Can't get no Boolean satisfaction?
Since its introduction, static source-code analysis has had a mixed reputation with development teams due to long analysis times, excessive noise, or an unacceptable rate of false-positive results. Excessive false-positive results are the main reason why many source-code analysis products quickly become shelfware after a few uses. Despite early shortcomings, the promise of static analysis remained of interest to developers because the technology offers the ability to find bugs before software is run, improving code quality, and dramatically accelerating the availability of new applications. Although static analysis has historically struggled to deliver on this promise, a relatively new use of Boolean satisfiability (SAT) in the field is poised to help static analysis deliver on its potential.
Before the first software application was released, the first software defects had been found and eliminated. Call them bugs, errors, or failures, software defects have existed as long as software itself. As early applications evolved to become more robust and more complex, the remaining defects became more difficult to corral. Simply stated, the more lines of code necessary to create an application, the more defects one would expect to encounter during development.
Consider a theoretical average ratio of one defect per 1000 lines of code (likely a gross underestimate). As a code base expands from thousands of lines, to tens of thousands, to hundreds of thousands, this defect ratio would become overwhelming for developers relying exclusively on manual techniques to control the resulting volume of defects.
With applications assuming more critical functions for business and industry, the consequence of defects in the field now mandates that software meet specific quality standards prior to release. It's at this intersection of opportunity and risk that developers turned to software itself to try and eliminate software defects earlier in the development cycle. Applying static analysis to software, the automated review of code prior to run-time with the intention of identifying defects, was an obvious solution to this fundamental challenge of ensuring code quality.
First-generation static analysis
The first static-analysis tool appeared in the late 1970s. One of the most commonly referred to tools from that era was Lint, which can be regarded as the first generation of commercially viable static analysis. Lint held great promise for developers when it was initially released, because for the first time, it allowed developers to automate the detection of software defects early in the application lifecycle, when they were easiest to correct. The key innovation behind Lint was the use of compilers to do more than simply check compile warnings and errors. By extending the scope of what the compiler looked for in the code, Lint was able to uncover some real defects in software systems, thus enabling it to become the first viable static source-code analysis solution.
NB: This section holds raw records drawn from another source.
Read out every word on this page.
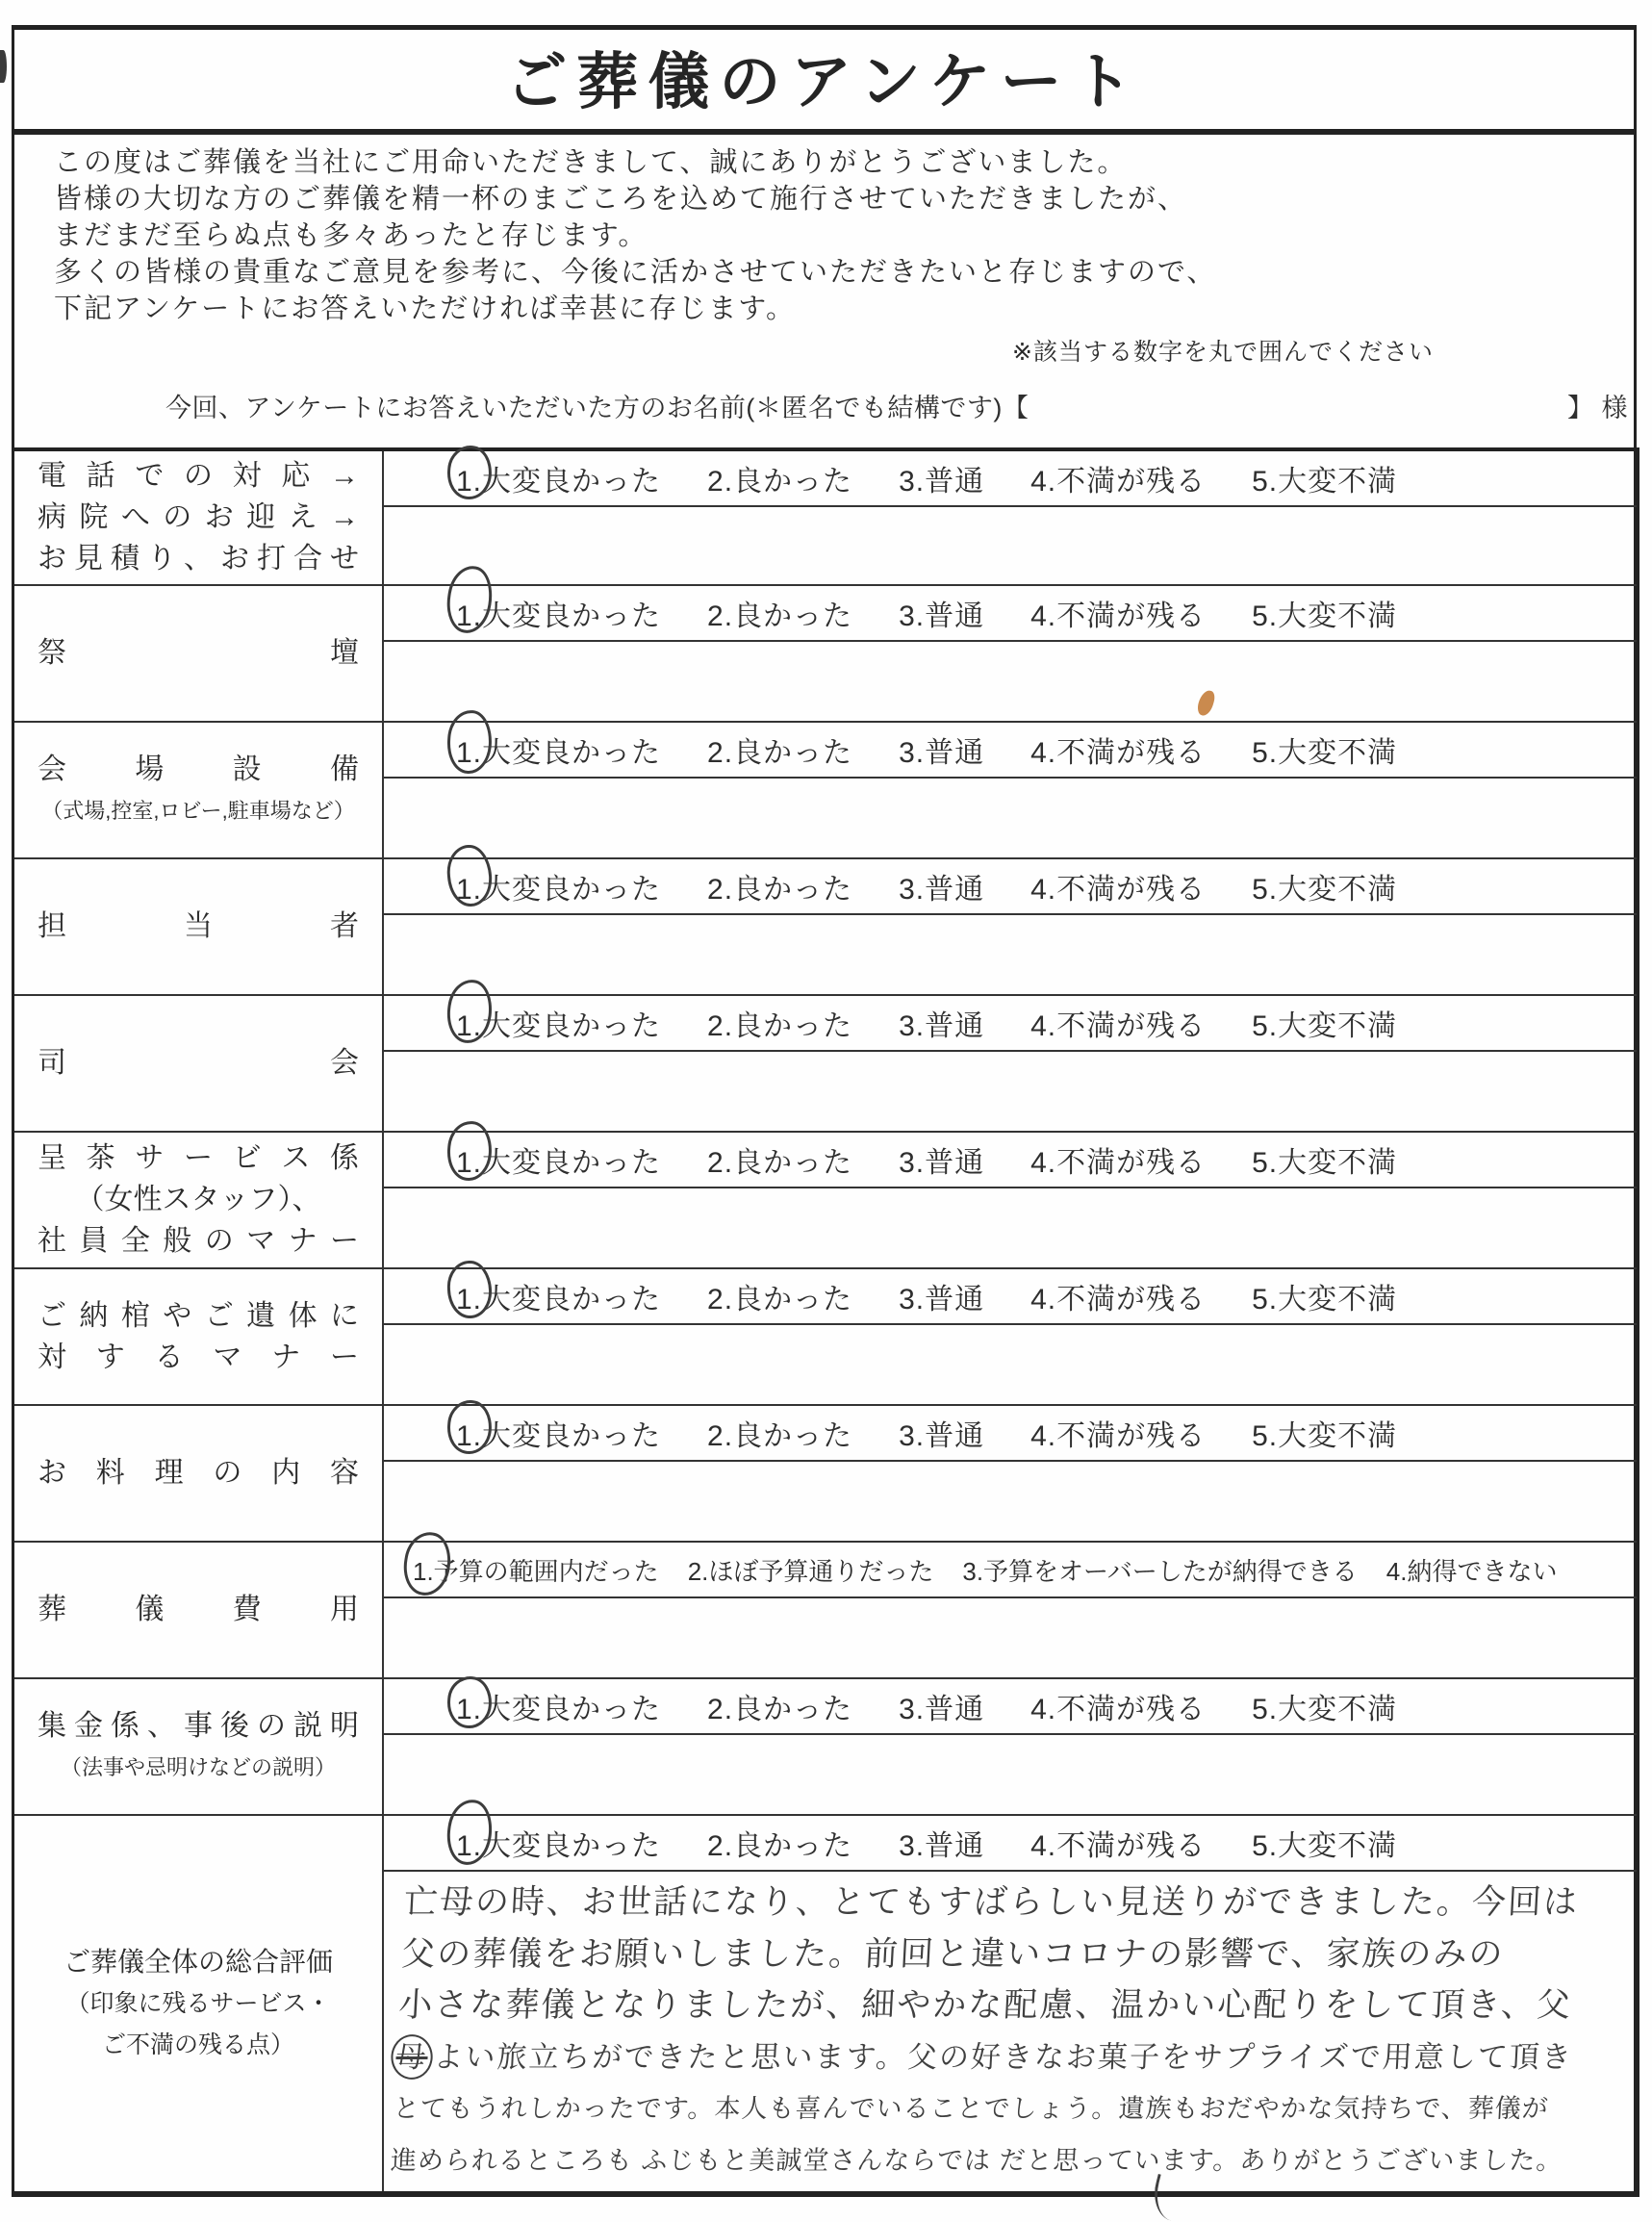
ご葬儀のアンケート
この度はご葬儀を当社にご用命いただきまして、誠にありがとうございました。
皆様の大切な方のご葬儀を精一杯のまごころを込めて施行させていただきましたが、
まだまだ至らぬ点も多々あったと存じます。
多くの皆様の貴重なご意見を参考に、今後に活かさせていただきたいと存じますので、
下記アンケートにお答えいただければ幸甚に存じます。
※該当する数字を丸で囲んでください
今回、アンケートにお答えいただいた方のお名前(＊匿名でも結構です)【	】 様
電話での対応→
病院へのお迎え→
お見積り、お打合せ
1.大変良かった 2.良かった 3.普通 4.不満が残る 5.大変不満
祭壇
1.大変良かった 2.良かった 3.普通 4.不満が残る 5.大変不満
会場設備
（式場,控室,ロビー,駐車場など）
1.大変良かった 2.良かった 3.普通 4.不満が残る 5.大変不満
担当者
1.大変良かった 2.良かった 3.普通 4.不満が残る 5.大変不満
司会
1.大変良かった 2.良かった 3.普通 4.不満が残る 5.大変不満
呈茶サービス係
（女性スタッフ）、
社員全般のマナー
1.大変良かった 2.良かった 3.普通 4.不満が残る 5.大変不満
ご納棺やご遺体に
対するマナー
1.大変良かった 2.良かった 3.普通 4.不満が残る 5.大変不満
お料理の内容
1.大変良かった 2.良かった 3.普通 4.不満が残る 5.大変不満
葬儀費用
1.予算の範囲内だった 2.ほぼ予算通りだった 3.予算をオーバーしたが納得できる 4.納得できない
集金係、事後の説明
（法事や忌明けなどの説明）
1.大変良かった 2.良かった 3.普通 4.不満が残る 5.大変不満
ご葬儀全体の総合評価
（印象に残るサービス・
ご不満の残る点）
1.大変良かった 2.良かった 3.普通 4.不満が残る 5.大変不満
亡母の時、お世話になり、とてもすばらしい見送りができました。今回は
父の葬儀をお願いしました。前回と違いコロナの影響で、家族のみの
小さな葬儀となりましたが、細やかな配慮、温かい心配りをして頂き、父
母 よい旅立ちができたと思います。父の好きなお菓子をサプライズで用意して頂き
とてもうれしかったです。本人も喜んでいることでしょう。遺族もおだやかな気持ちで、葬儀が
進められるところも ふじもと美誠堂さんならでは だと思っています。ありがとうございました。
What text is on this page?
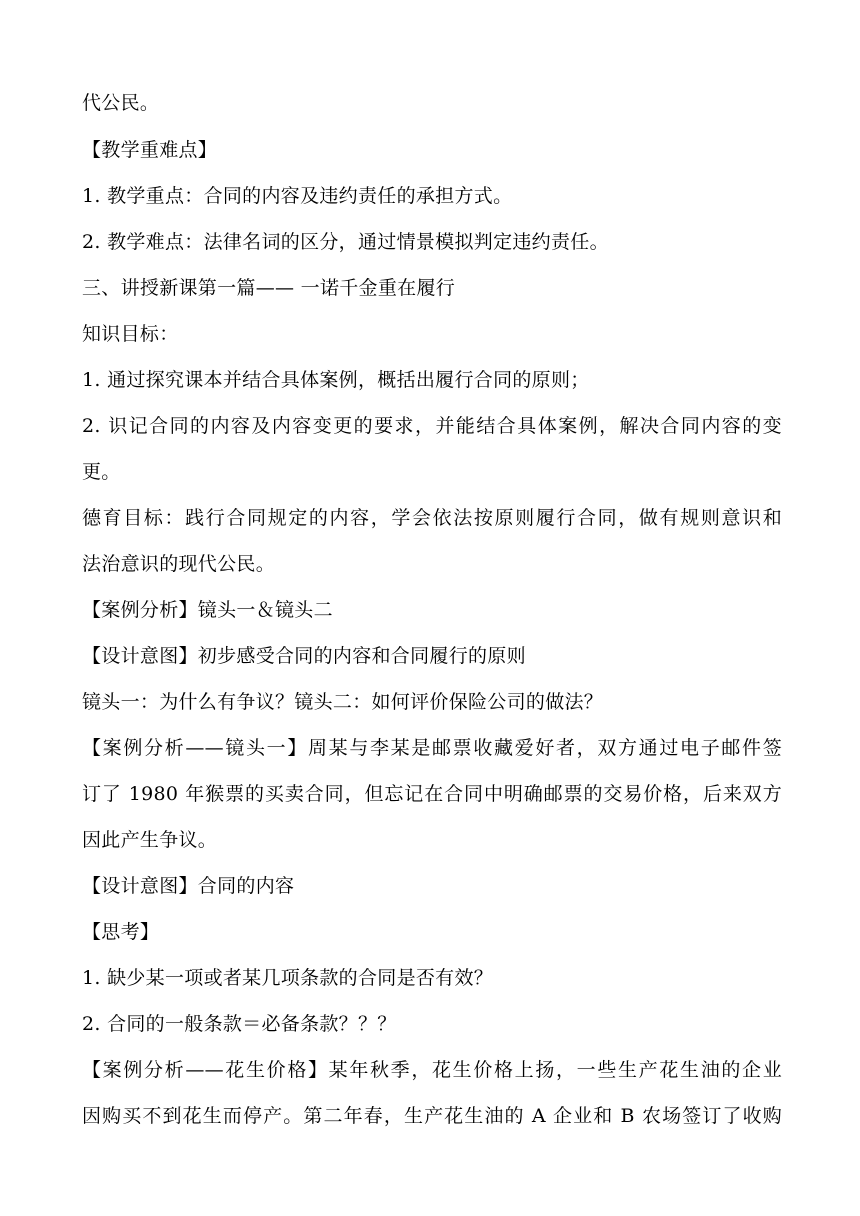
代公民。
【教学重难点】
1. 教学重点：合同的内容及违约责任的承担方式。
2. 教学难点：法律名词的区分，通过情景模拟判定违约责任。
三、讲授新课第一篇—— 一诺千金重在履行
知识目标：
1. 通过探究课本并结合具体案例，概括出履行合同的原则；
2. 识记合同的内容及内容变更的要求，并能结合具体案例，解决合同内容的变
更。
德育目标：践行合同规定的内容，学会依法按原则履行合同，做有规则意识和
法治意识的现代公民。
【案例分析】镜头一＆镜头二
【设计意图】初步感受合同的内容和合同履行的原则
镜头一：为什么有争议？镜头二：如何评价保险公司的做法？
【案例分析——镜头一】周某与李某是邮票收藏爱好者，双方通过电子邮件签
订了 1980 年猴票的买卖合同，但忘记在合同中明确邮票的交易价格，后来双方
因此产生争议。
【设计意图】合同的内容
【思考】
1. 缺少某一项或者某几项条款的合同是否有效？
2. 合同的一般条款＝必备条款？？？
【案例分析——花生价格】某年秋季，花生价格上扬，一些生产花生油的企业
因购买不到花生而停产。第二年春，生产花生油的 A 企业和 B 农场签订了收购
In reality, Lint wasn't designed with the goal of identifying defects that cause run-time problems. Rather, its purpose was to flag suspicious or non-portable constructs in the code to help developers code in a more consistent format. By "suspicious code," I mean code that, while technically correct from the perspective of the source code language (e.g., C, C++), it might be structured so that it could possibly execute in ways not intended by the developer. The problem with flagging suspicious code is that, like compiler warnings, code of this type could, and often would, work correctly. Because of this, and Lint's limited analysis capabilities, noise rates were extremely high, often exceeding a 10:1 ratio between noise and real defects.
Finding the real defects amidst Lint's voluminous reports required developers to conduct time-consuming manual reviews of the results, compounding the exact problem that static analysis was supposed to, in its ideal state, eliminate. Hence, Lint was never widely adopted as a defect detection tool. But as a testament to the quality of Lint's underlying technology, many different versions of the product still remain available.
Second -generation static analysis
For nearly two decades, static analysis remained more fiction than fact as a commercially viable production tool for identifying defects. In early 2000, a second generation of tools (e.g., Stanford Checker) emerged that offered enough value to become commercially viable. By leveraging new technology that expanded the capabilities of first-generation tools past simple pattern matching to also focus on path coverage, second-generation static analysis was able to uncover more defects with real run-time implications. Again, the observation was that the compiler could do more than it was doing by simply turning source code into object files. But this time, the requirement was to try to identify not just suspicious code but rather violations of the many ad-hoc system specific rules that modern day software systems must obey.
These tools could also analyze entire code bases, not just one file. By shifting focus from "suspicious constructs" to "run-time defects," developers of these new static-analysis technologies recognized the need to understand more of the inter-workings of code bases. This meant combining sophisticated path analysis with inter-procedural analysis to understand what happened when the control flow passed from one function to another within a given software system.
Despite their adoption and use by organizations, second-generation static analysis still had difficulty finding the sweet spot between accuracy and scalability. Some solutions were accurate for a small set of defect types, but couldn't scale to analyze millions of lines of code.
The problem of wrestling with an elusive sweet spot between accuracy and scalability led to a false-positive problem. Like the noise problem preventing first-generation tools from delivering on the promise of static analysis, it slowed second-generation tools from being more rapidly adopted.